Surenchère électorale à gauche comme à droite
David Cameron, la figure de proue du Parti Conservateur, a affirmé se préparer à être aussi impopulaire que Margaret Thatcher en appliquant de manière conséquente ce que les travaillistes n’ont fait qu’à moitié. Il semblerait que dans la course électorale qui se joue actuellement travaillistes et conservateurs font de la surenchère à qui sera le plus drastique dans les coupes budgétaires. C’est ainsi d’ailleurs que lors de l’annonce du budget annuel la semaine dernière les réductions des budgets sectoriels hors école et santé pourraient s’élever à 20-25%, les plus importantes depuis l’ère Thatcher.
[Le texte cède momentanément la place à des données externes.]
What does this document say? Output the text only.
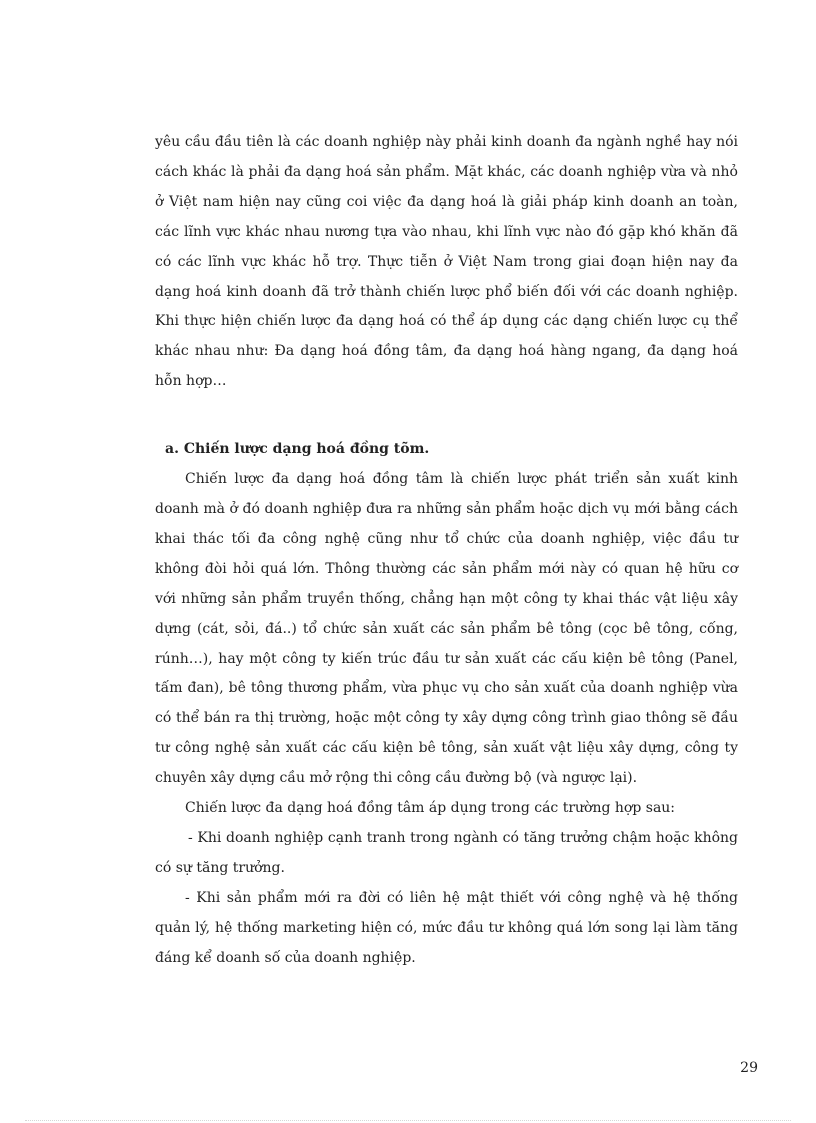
yêu cầu đầu tiên là các doanh nghiệp này phải kinh doanh đa ngành nghề hay nói cách khác là phải đa dạng hoá sản phẩm. Mặt khác, các doanh nghiệp vừa và nhỏ ở Việt nam hiện nay cũng coi việc đa dạng hoá là giải pháp kinh doanh an toàn, các lĩnh vực khác nhau nương tựa vào nhau, khi lĩnh vực nào đó gặp khó khăn đã có các lĩnh vực khác hỗ trợ. Thực tiễn ở Việt Nam trong giai đoạn hiện nay đa dạng hoá kinh doanh đã trở thành chiến lược phổ biến đối với các doanh nghiệp. Khi thực hiện chiến lược đa dạng hoá có thể áp dụng các dạng chiến lược cụ thể khác nhau như: Đa dạng hoá đồng tâm, đa dạng hoá hàng ngang, đa dạng hoá hỗn hợp…

a. Chiến lược dạng hoá đồng tõm.

Chiến lược đa dạng hoá đồng tâm là chiến lược phát triển sản xuất kinh doanh mà ở đó doanh nghiệp đưa ra những sản phẩm hoặc dịch vụ mới bằng cách khai thác tối đa công nghệ cũng như tổ chức của doanh nghiệp, việc đầu tư không đòi hỏi quá lớn. Thông thường các sản phẩm mới này có quan hệ hữu cơ với những sản phẩm truyền thống, chẳng hạn một công ty khai thác vật liệu xây dựng (cát, sỏi, đá..) tổ chức sản xuất các sản phẩm bê tông (cọc bê tông, cống, rúnh…), hay một công ty kiến trúc đầu tư sản xuất các cấu kiện bê tông (Panel, tấm đan), bê tông thương phẩm, vừa phục vụ cho sản xuất của doanh nghiệp vừa có thể bán ra thị trường, hoặc một công ty xây dựng công trình giao thông sẽ đầu tư công nghệ sản xuất các cấu kiện bê tông, sản xuất vật liệu xây dựng, công ty chuyên xây dựng cầu mở rộng thi công cầu đường bộ (và ngược lại).

Chiến lược đa dạng hoá đồng tâm áp dụng trong các trường hợp sau:

- Khi doanh nghiệp cạnh tranh trong ngành có tăng trưởng chậm hoặc không có sự tăng trưởng.

- Khi sản phẩm mới ra đời có liên hệ mật thiết với công nghệ và hệ thống quản lý, hệ thống marketing hiện có, mức đầu tư không quá lớn song lại làm tăng đáng kể doanh số của doanh nghiệp.

29
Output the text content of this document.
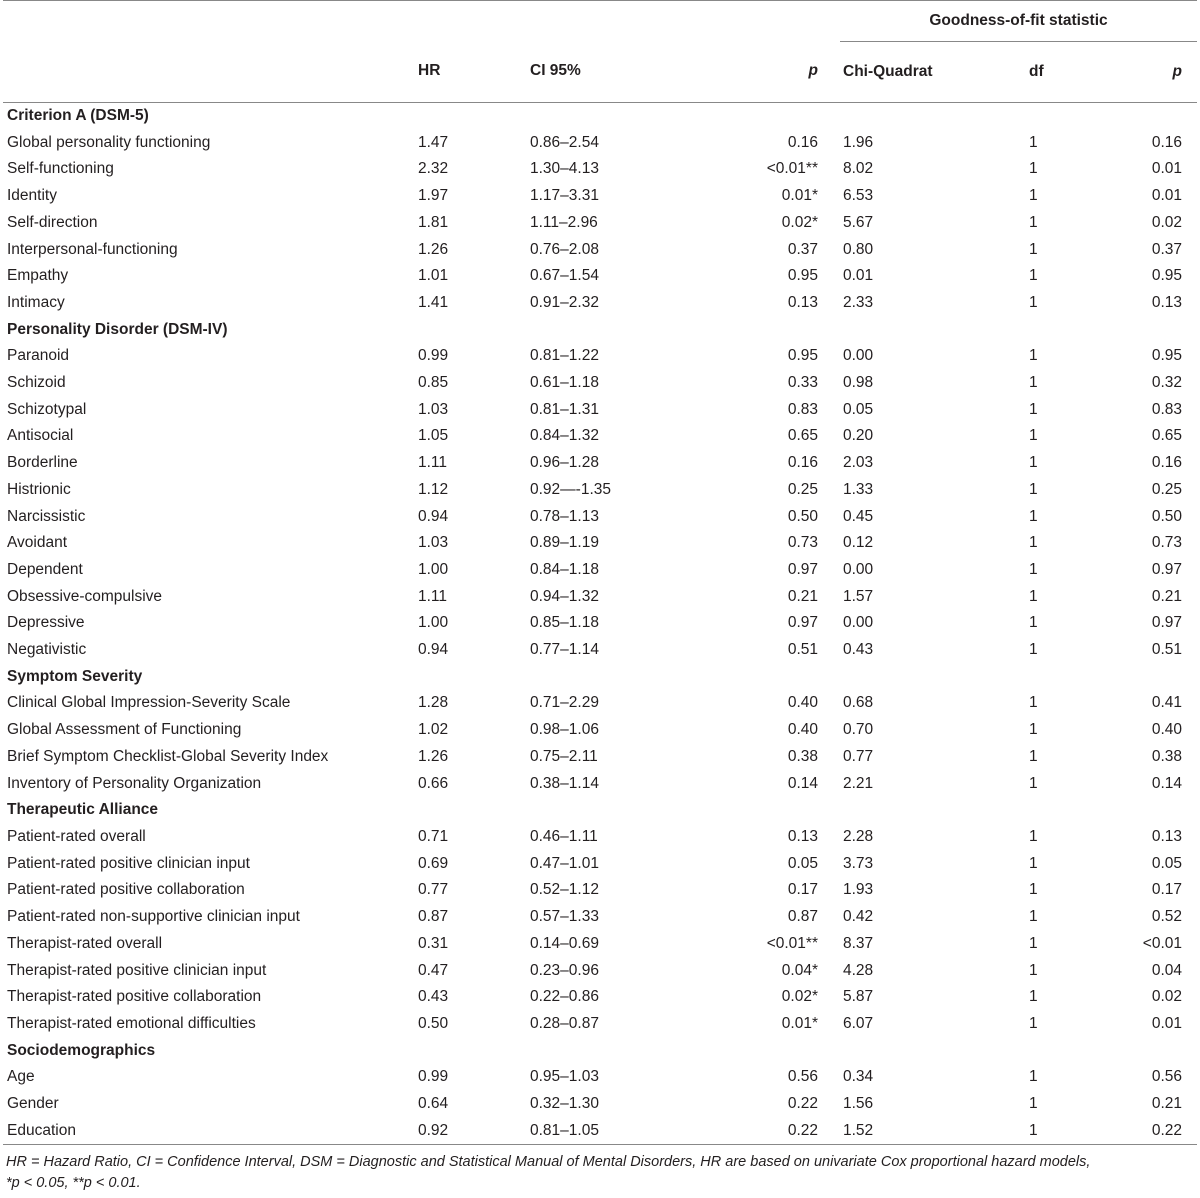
				Goodness-of-fit statistic		
	HR	CI 95%	p	Chi-Quadrat	df	p
Criterion A (DSM-5)						
Global personality functioning	1.47	0.86–2.54	0.16	1.96	1	0.16
Self-functioning	2.32	1.30–4.13	<0.01**	8.02	1	0.01
Identity	1.97	1.17–3.31	0.01*	6.53	1	0.01
Self-direction	1.81	1.11–2.96	0.02*	5.67	1	0.02
Interpersonal-functioning	1.26	0.76–2.08	0.37	0.80	1	0.37
Empathy	1.01	0.67–1.54	0.95	0.01	1	0.95
Intimacy	1.41	0.91–2.32	0.13	2.33	1	0.13
Personality Disorder (DSM-IV)						
Paranoid	0.99	0.81–1.22	0.95	0.00	1	0.95
Schizoid	0.85	0.61–1.18	0.33	0.98	1	0.32
Schizotypal	1.03	0.81–1.31	0.83	0.05	1	0.83
Antisocial	1.05	0.84–1.32	0.65	0.20	1	0.65
Borderline	1.11	0.96–1.28	0.16	2.03	1	0.16
Histrionic	1.12	0.92—-1.35	0.25	1.33	1	0.25
Narcissistic	0.94	0.78–1.13	0.50	0.45	1	0.50
Avoidant	1.03	0.89–1.19	0.73	0.12	1	0.73
Dependent	1.00	0.84–1.18	0.97	0.00	1	0.97
Obsessive-compulsive	1.11	0.94–1.32	0.21	1.57	1	0.21
Depressive	1.00	0.85–1.18	0.97	0.00	1	0.97
Negativistic	0.94	0.77–1.14	0.51	0.43	1	0.51
Symptom Severity						
Clinical Global Impression-Severity Scale	1.28	0.71–2.29	0.40	0.68	1	0.41
Global Assessment of Functioning	1.02	0.98–1.06	0.40	0.70	1	0.40
Brief Symptom Checklist-Global Severity Index	1.26	0.75–2.11	0.38	0.77	1	0.38
Inventory of Personality Organization	0.66	0.38–1.14	0.14	2.21	1	0.14
Therapeutic Alliance						
Patient-rated overall	0.71	0.46–1.11	0.13	2.28	1	0.13
Patient-rated positive clinician input	0.69	0.47–1.01	0.05	3.73	1	0.05
Patient-rated positive collaboration	0.77	0.52–1.12	0.17	1.93	1	0.17
Patient-rated non-supportive clinician input	0.87	0.57–1.33	0.87	0.42	1	0.52
Therapist-rated overall	0.31	0.14–0.69	<0.01**	8.37	1	<0.01
Therapist-rated positive clinician input	0.47	0.23–0.96	0.04*	4.28	1	0.04
Therapist-rated positive collaboration	0.43	0.22–0.86	0.02*	5.87	1	0.02
Therapist-rated emotional difficulties	0.50	0.28–0.87	0.01*	6.07	1	0.01
Sociodemographics						
Age	0.99	0.95–1.03	0.56	0.34	1	0.56
Gender	0.64	0.32–1.30	0.22	1.56	1	0.21
Education	0.92	0.81–1.05	0.22	1.52	1	0.22
HR = Hazard Ratio, CI = Confidence Interval, DSM = Diagnostic and Statistical Manual of Mental Disorders, HR are based on univariate Cox proportional hazard models,
*p < 0.05, **p < 0.01.
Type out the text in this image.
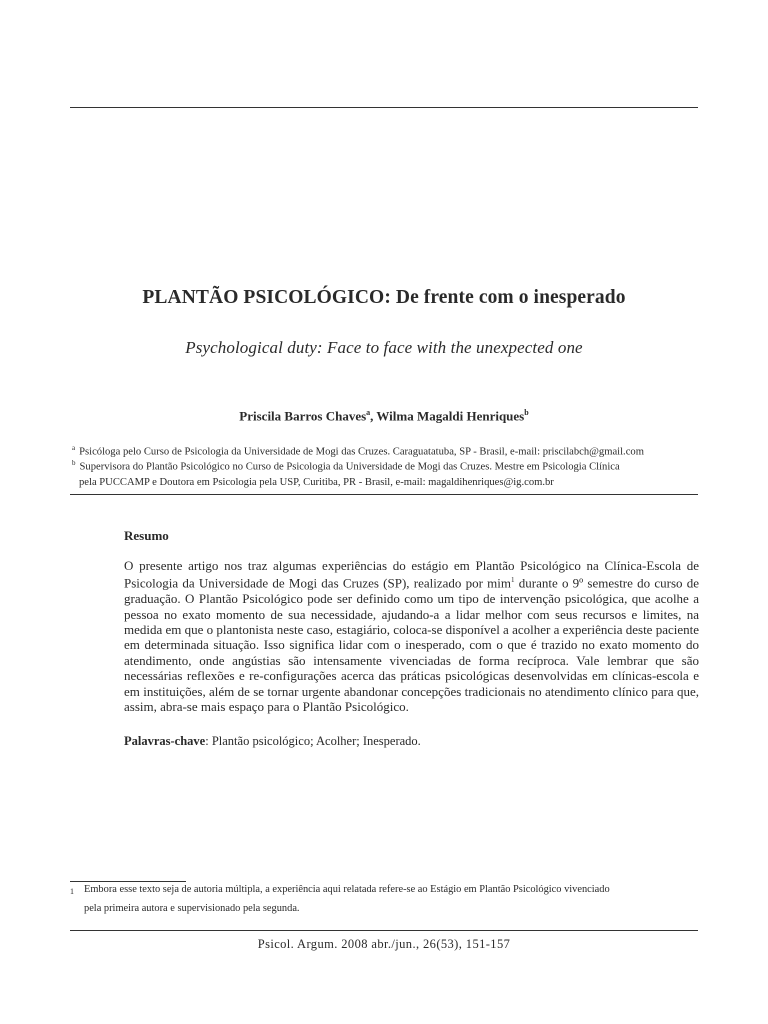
PLANTÃO PSICOLÓGICO: De frente com o inesperado
Psychological duty: Face to face with the unexpected one
Priscila Barros Chaves$^a$, Wilma Magaldi Henriques$^b$
$^a$ Psicóloga pelo Curso de Psicologia da Universidade de Mogi das Cruzes. Caraguatatuba, SP - Brasil, e-mail: priscilabch@gmail.com
$^b$ Supervisora do Plantão Psicológico no Curso de Psicologia da Universidade de Mogi das Cruzes. Mestre em Psicologia Clínica
pela PUCCAMP e Doutora em Psicologia pela USP, Curitiba, PR - Brasil, e-mail: magaldihenriques@ig.com.br
Resumo

O presente artigo nos traz algumas experiências do estágio em Plantão Psicológico na Clínica-Escola de Psicologia da Universidade de Mogi das Cruzes (SP), realizado por mim$^1$ durante o 9º semestre do curso de graduação. O Plantão Psicológico pode ser definido como um tipo de intervenção psicológica, que acolhe a pessoa no exato momento de sua necessidade, ajudando-a a lidar melhor com seus recursos e limites, na medida em que o plantonista neste caso, estagiário, coloca-se disponível a acolher a experiência deste paciente em determinada situação. Isso significa lidar com o inesperado, com o que é trazido no exato momento do atendimento, onde angústias são intensamente vivenciadas de forma recíproca. Vale lembrar que são necessárias reflexões e re-configurações acerca das práticas psicológicas desenvolvidas em clínicas-escola e em instituições, além de se tornar urgente abandonar concepções tradicionais no atendimento clínico para que, assim, abra-se mais espaço para o Plantão Psicológico.

Palavras-chave: Plantão psicológico; Acolher; Inesperado.
1 Embora esse texto seja de autoria múltipla, a experiência aqui relatada refere-se ao Estágio em Plantão Psicológico vivenciado
pela primeira autora e supervisionado pela segunda.
Psicol. Argum. 2008 abr./jun., 26(53), 151-157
Si Brown ou Cameron font ce genre de déclaration en pleine campagne, on ne peut que craindre ce que les Travaillistes ou les Conservateurs feront s’ils arrivent ou se maintiennent au pouvoir. Mais les grèves actuelles indiquent qu’il existe une certaine disposition à la lutte, sans doute encore trop embryonnaire et partielle, mais une victoire des travailleurs de British Airways pourrait redonner du moral aux autres secteurs salariés. Pour ce faire, la coordination du soutien et de la solidarité avec le personnel de cabine est central pour mettre sur pied une alternative face aux attaques qui s’annoncent à l’avenir.